How to diagnose a pseudarthrosis?

The diagnosis is made on the clinical aspect and radiographic imaging and in case of doubt the general practitioner uses other imaging examinations such as CT scan.

How do I know if my bone is consolidated or not?

The orthopedic surgeon or general practitioner can diagnose pseudarthrosis by palpation of the bony callus (tibia, clavicle, humerus). “If it is painful, there is indeed a delay in consolidation.confirms Doctor Olivier Fontes.

What treatment in case of pseudarthrosis in case of complications? How to cure pseudarthrosis?

The surgical operation

Treatment is most often surgical. If the orthopedic treatment (casting) has not allowed bone consolidation, the surgeon operates. “The treatment technique consists of sharpening the fracture site by decorticating it with small bone scissors. indicates the surgeon. “We are going to make chips all around to stimulate vascularization and recreate a bone callus. We then fix the bone segments at the ends using osteosynthesis equipment (intramedullary with a nail, screwed plate, etc.)”. The duration of hospitalization varies depending on the difficulty of each case, such as for scaphoid fracture.

Bone grafting

It is also possible to perform a bone graft with an external bone supply. This is the case if there are many fragments. “What works best is autograft.” confirms the doctor. “With a sample from the pelvis or fibula”.

In terms of treatment, there are also allografts. The bone is taken from the neck of the femur in another person after a hip prosthesis has been fitted.

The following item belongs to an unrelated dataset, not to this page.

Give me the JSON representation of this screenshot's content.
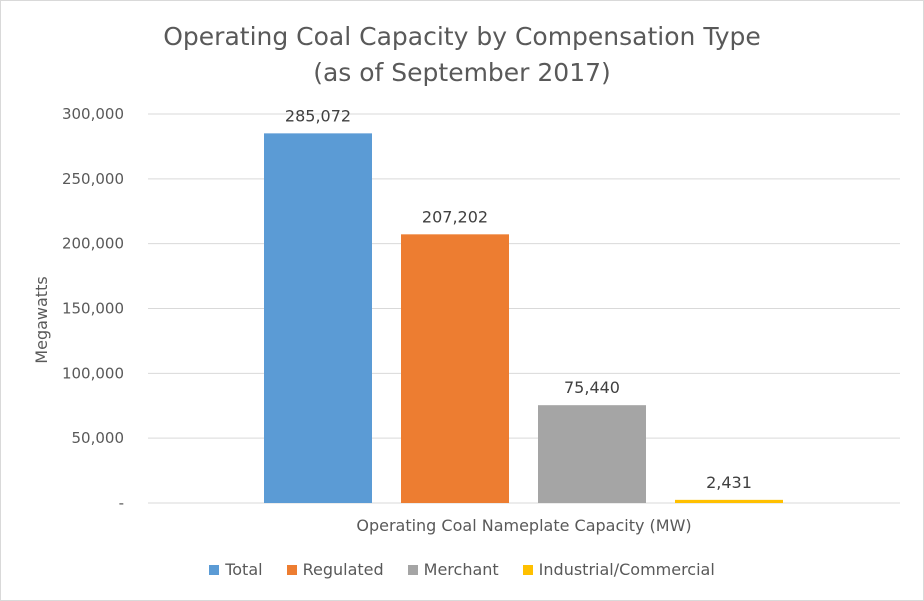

Then, there are bone substitutes, osteo-inductive substances such as hydroxy apatite (these substances will stimulate bone production) or bone replacement matrices.

Treatment requires prolonged immobilization. Monitoring will consist of a clinical examination and radiographic monitoring at one and a half months, 3 months, 6 months in order to verify that the fracture is consolidating normally.

The patient generally convalesces at home. If several segments are affected, convalescence will be taken care of in a rehabilitation center.

“20 years ago the low-intensity pulsed ultrasound bracelet technique was practiced,” informs us Doctor Olivier Fontes. “It was used when no solution had worked (bone grafts). But today, despite encouraging results, this technique is no longer relevant because it is no longer reimbursed by the Health Insurance Fund and remains very expensive.